Monday, August 7, 2023

What is Evil?

What is evil? 


I don't mean, "what kinds of things are evil?" That is a topic for another day. I mean, what does evil consist of? What is its nature? 

I hear this question a lot, even from people who grew up Christian. Once I tried to explain it to a relative of mine. He was concerned that since God created everything, God must have created evil, so mustn't God therefore be evil or evil be good? 

This is a common confusion because of the way people think about "evil". 

When people hear "good and evil", they think of two equal opposites. Like north and south, left and right, or the two poles of a magnet. They think that if you crashed good and evil together, they would cancel each other out. But this is not what we can observe. 

Let's start with an easier example.

Try to picture a perfectly healthy body. A body with no flaws or breaks in it. It operates successfully, and there are no missing or extra pieces. Most of us can imagine this hypothetical. We may not know the particulars-- we're not all doctors-- but we can imagine that a body like that could exist. 

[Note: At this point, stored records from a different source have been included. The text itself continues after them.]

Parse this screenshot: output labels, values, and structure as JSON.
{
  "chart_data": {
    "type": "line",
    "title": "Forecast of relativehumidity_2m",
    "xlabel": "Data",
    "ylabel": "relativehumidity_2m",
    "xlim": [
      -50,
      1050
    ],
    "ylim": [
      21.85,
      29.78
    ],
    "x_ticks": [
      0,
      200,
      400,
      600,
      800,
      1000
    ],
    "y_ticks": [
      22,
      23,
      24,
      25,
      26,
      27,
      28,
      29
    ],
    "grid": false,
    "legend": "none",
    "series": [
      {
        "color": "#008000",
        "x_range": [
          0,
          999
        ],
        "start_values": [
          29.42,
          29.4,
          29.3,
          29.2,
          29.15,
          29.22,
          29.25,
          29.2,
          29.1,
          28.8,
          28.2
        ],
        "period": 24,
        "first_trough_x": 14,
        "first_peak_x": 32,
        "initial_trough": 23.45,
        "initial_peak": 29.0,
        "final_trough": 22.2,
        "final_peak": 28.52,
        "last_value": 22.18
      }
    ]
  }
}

Now try to imagine a perfectly unhealthy body. I don't just mean a body with a few flaws in it or one that is exceptionally sick. I mean a body with everything wrong with it. It's too hot and too cold at the same time. It's both swollen and emaciated. They have a double arm amputation as well as extra arms and limbs. Every piece is simultaneously fractured, absent, and malfunctioning all at once. You may picture a bunch of dust. My point is, unhealth is self-contradictory. There can't be a body that's completely unhealthy. There must be some healthy parts of it or else there's no body at all. 

Unhealth has to tweak some part of health too far to one side or the other. We can all imagine a perfectly healthy body, but we can't imagine unhealth without a body at all. 

Or try to imagine a crooked line that's not made up of straight lines. Well? Can you? I don't mean a curved line. I mean a crooked one. You can picture a straight line that's not made up of crooked lines, but a crooked line is just two or more straight lines joined improperly.

In the same way, good can exist without evil, but evil can't exist without good. They aren't equal and opposites. Good doesn't depend on the other. "Evil" is good things put together wrong. "Evil" is only what you get when you have too much or too little of a good thing. Evil is not good's opposite. It's good's absence.

In the same way that cold is not really an energy but the absence of heat energy, evil isn't really a thing. It's the absence of a thing. 

When you move away from a source of heat, you get cold. When you move away from a source of light, you get darkness. When you move away from a source of life, you get death. And when you move away from the source of good, you get evil.

God didn't "create" evil, because in a sense evil is not something that is created. It's what happens when you uncreate. 

There's another question here. "Well, if God can do anything, could he do evil if he wanted to?" Yes, but why would he? Evil, by definition, is worse than Good. It's not a question of ability. It's a question of why. 

We do evil because we can't help it or because we think it will get us good things in an easier way. God can help it and he knows that you can't get good by doing evil. So why would he bother to do evil? That's like taking out all your healthy teeth and replacing them with ones filled with cavities. It doesn't make sense. 

Evil is not some quirky alternate route or path that gives you the same result in the end. There's no such thing as a "healthy" amount of evil except "none". 

Anybody who says otherwise is either deluded or selling something. My money is on the later. 

God's will be done. God save us all. I love you.